NAME: Smith, Sarah Ann (m. George L. Carver)
OBIT: need help in locating an obituary for Sarah
An obituary has not been found yet for Sarah Ann Smith Carver who was born 8 Apr 1857 in Pennsylvania. She was one of 15 children born to James D. Smith and his wife, Catherine Frantz. Sarah died 25 Aug 1946 in Rockwell City, Calhoun County, Iowa and buried the 28 Aug 1946 in Rose Hill Cemetery in Manson, Iowa along side her husband, George L. Carver who she married 26 Jul 1878 in Des Moines, Polk County, Iowa.
She was mother to John Richard Carver (married Rose S. Hansen), Lana J. Carver (m. Harry Pressel), Nellie I. Carver (m. Joseph G. Tiernan), Olive Carver, Charles Allen Carver (m. Celia J. Thomas), and two more children that preceded her in death; grandmother to five, great-grandmother to 13.
Her parents may have been less than happy that she married George Carver but her devotion to him was noted in his obituary. "It is a wife’s duty to stand by her husband through all of the trials and tribulations of their married life, but it is safe to say that no woman was ever more faithful to a man than Mrs.
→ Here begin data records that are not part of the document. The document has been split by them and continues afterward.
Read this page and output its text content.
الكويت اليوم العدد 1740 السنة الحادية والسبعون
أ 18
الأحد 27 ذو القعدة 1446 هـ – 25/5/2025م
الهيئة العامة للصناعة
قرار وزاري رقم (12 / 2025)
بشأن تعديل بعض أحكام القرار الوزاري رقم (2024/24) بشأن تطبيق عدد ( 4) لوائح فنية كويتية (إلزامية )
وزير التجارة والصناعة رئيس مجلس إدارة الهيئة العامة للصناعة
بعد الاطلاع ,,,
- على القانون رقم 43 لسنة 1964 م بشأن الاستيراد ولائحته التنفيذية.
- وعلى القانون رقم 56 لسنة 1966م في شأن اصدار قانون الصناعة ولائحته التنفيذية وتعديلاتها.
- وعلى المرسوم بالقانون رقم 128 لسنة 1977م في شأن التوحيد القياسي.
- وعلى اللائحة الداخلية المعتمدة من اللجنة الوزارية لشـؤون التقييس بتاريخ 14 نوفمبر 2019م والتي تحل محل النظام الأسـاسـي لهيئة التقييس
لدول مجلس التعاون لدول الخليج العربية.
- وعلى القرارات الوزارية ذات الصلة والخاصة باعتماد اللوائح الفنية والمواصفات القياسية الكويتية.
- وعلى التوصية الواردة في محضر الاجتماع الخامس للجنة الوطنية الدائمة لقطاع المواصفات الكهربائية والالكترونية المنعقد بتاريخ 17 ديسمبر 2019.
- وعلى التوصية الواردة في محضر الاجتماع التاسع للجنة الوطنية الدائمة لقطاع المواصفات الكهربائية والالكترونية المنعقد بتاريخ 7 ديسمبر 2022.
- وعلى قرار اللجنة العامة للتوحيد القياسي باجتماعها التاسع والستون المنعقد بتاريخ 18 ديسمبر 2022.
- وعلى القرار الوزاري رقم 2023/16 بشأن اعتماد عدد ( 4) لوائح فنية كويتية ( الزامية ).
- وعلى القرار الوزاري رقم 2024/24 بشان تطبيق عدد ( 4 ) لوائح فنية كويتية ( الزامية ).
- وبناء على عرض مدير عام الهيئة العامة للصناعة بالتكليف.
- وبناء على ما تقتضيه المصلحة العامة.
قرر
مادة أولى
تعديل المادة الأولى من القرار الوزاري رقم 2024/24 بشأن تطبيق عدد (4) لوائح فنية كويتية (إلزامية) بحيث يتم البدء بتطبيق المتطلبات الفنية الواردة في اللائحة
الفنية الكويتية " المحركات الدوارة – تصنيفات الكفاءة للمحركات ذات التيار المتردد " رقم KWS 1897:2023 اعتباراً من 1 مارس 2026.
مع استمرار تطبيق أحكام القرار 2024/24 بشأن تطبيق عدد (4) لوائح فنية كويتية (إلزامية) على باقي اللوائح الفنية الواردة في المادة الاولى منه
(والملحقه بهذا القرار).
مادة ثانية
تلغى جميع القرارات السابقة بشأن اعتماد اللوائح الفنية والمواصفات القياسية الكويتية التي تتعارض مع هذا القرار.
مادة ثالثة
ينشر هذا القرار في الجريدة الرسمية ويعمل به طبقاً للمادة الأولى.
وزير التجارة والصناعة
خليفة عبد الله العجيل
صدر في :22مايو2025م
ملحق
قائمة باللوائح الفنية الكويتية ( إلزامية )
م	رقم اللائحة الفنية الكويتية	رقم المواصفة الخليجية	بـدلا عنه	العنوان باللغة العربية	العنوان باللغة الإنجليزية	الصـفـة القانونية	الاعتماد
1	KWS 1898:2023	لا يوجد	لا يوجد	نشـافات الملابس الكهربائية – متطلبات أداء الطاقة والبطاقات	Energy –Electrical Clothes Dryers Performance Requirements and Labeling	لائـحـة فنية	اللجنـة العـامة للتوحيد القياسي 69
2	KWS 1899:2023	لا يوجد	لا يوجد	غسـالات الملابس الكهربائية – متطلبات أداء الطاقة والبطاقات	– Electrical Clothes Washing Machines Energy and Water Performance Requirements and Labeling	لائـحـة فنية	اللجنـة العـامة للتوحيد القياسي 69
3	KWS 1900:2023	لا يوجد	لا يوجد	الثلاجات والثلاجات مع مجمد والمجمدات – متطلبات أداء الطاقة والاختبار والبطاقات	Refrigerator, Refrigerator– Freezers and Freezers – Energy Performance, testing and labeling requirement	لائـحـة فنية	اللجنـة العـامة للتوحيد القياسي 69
Carver has been to her long suffering husband. Day and night during all the months when he was being eaten up alive, his faithful wife has been his constant companion and nurse. No woman ever did more or suffered more for a husband than Mrs. George Carver did for Mr. Carver. Friends and relatives did what they could, but the one who was always there and ready to administer to his every want was his faithful and devoted wife." To read his obit here is the full account.
According to Rose Buter, her granddaughter, Sarah remembers coming across Iowa in a covered wagon and that they were Pennsylvania Dutch. After George died, Sarah sold the larger of the two houses they owned in Manson. About 1924 Sarah had a basement dug under the house and a furnace put in. She bought a loom and set it up in the basement and wove rugs. This house was on the North side of the larger house that Sarah sold, one block off of Main Street in Manson.